Despite being 46, Khatskel-Boris's father Arn-Itsik (Aharon-Yitzhak) was conscripted into a unit for military construction. He survived the war.
After the war, Ioffe graduated from the Military Academy of Communications and continued his military service (he retired in 1971 with the rank of lieutenant colonel). He was able to visit Gorki only in the early 1950s. While visiting his native town, he spoke with non-Jews, trying to learn about the murder of Gorki's Jews under the German occupation. He was subsequently one of the initiators of the erection of a monument to the victims of the Holocaust in Gorki in the 1950s.

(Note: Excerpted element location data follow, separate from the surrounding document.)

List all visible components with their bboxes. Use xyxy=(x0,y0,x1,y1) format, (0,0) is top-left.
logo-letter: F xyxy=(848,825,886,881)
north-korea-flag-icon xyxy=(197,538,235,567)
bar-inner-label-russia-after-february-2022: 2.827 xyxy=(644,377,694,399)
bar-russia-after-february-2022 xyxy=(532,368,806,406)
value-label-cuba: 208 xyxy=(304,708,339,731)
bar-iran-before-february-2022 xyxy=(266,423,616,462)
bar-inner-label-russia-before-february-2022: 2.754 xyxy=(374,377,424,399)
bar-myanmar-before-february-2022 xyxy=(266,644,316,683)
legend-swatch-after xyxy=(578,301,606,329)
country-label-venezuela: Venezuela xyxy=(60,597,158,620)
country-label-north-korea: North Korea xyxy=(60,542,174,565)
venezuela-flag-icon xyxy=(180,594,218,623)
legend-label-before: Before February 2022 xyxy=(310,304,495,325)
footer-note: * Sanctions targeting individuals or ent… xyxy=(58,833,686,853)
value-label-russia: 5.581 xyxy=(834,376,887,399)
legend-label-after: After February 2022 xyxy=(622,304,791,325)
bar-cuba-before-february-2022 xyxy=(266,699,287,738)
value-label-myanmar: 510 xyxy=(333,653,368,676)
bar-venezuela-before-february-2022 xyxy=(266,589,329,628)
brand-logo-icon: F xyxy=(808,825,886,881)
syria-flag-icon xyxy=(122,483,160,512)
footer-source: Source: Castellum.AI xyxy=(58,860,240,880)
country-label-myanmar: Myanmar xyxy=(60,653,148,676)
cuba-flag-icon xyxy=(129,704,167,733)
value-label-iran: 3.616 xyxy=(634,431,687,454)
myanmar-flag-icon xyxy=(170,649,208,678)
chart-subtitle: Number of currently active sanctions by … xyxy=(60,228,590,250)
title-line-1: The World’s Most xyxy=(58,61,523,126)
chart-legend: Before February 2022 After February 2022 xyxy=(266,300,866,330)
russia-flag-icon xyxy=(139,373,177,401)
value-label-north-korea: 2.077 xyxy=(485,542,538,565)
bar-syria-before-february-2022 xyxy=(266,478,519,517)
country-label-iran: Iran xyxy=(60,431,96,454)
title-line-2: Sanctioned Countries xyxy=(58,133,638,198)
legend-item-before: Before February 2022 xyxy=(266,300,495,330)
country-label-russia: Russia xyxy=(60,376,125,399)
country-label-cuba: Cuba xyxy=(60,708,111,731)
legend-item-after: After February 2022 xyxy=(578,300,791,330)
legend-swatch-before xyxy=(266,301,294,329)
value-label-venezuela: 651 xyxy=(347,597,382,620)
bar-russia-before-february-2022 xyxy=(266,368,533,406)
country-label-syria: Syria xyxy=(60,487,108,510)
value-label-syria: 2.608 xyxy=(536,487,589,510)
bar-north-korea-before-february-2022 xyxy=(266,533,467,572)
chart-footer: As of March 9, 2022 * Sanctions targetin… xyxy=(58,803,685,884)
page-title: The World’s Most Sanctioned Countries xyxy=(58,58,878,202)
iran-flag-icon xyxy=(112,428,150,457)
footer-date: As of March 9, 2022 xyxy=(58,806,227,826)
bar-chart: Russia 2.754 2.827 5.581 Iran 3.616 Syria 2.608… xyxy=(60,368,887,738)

After his retirement, Ioffe worked at the A.S. Popov Central Museum of Communications in Leningrad. In this city, he was the respected head of the non-official landsmanshaft or association of Jews from Gorki.
In 2002 Ioffe was robbed and killed at the front door of his apartment house in St. Petersburg.
His elder daughter Vera is living in Israel while his younger daughter Regina remains in St. Petersburg.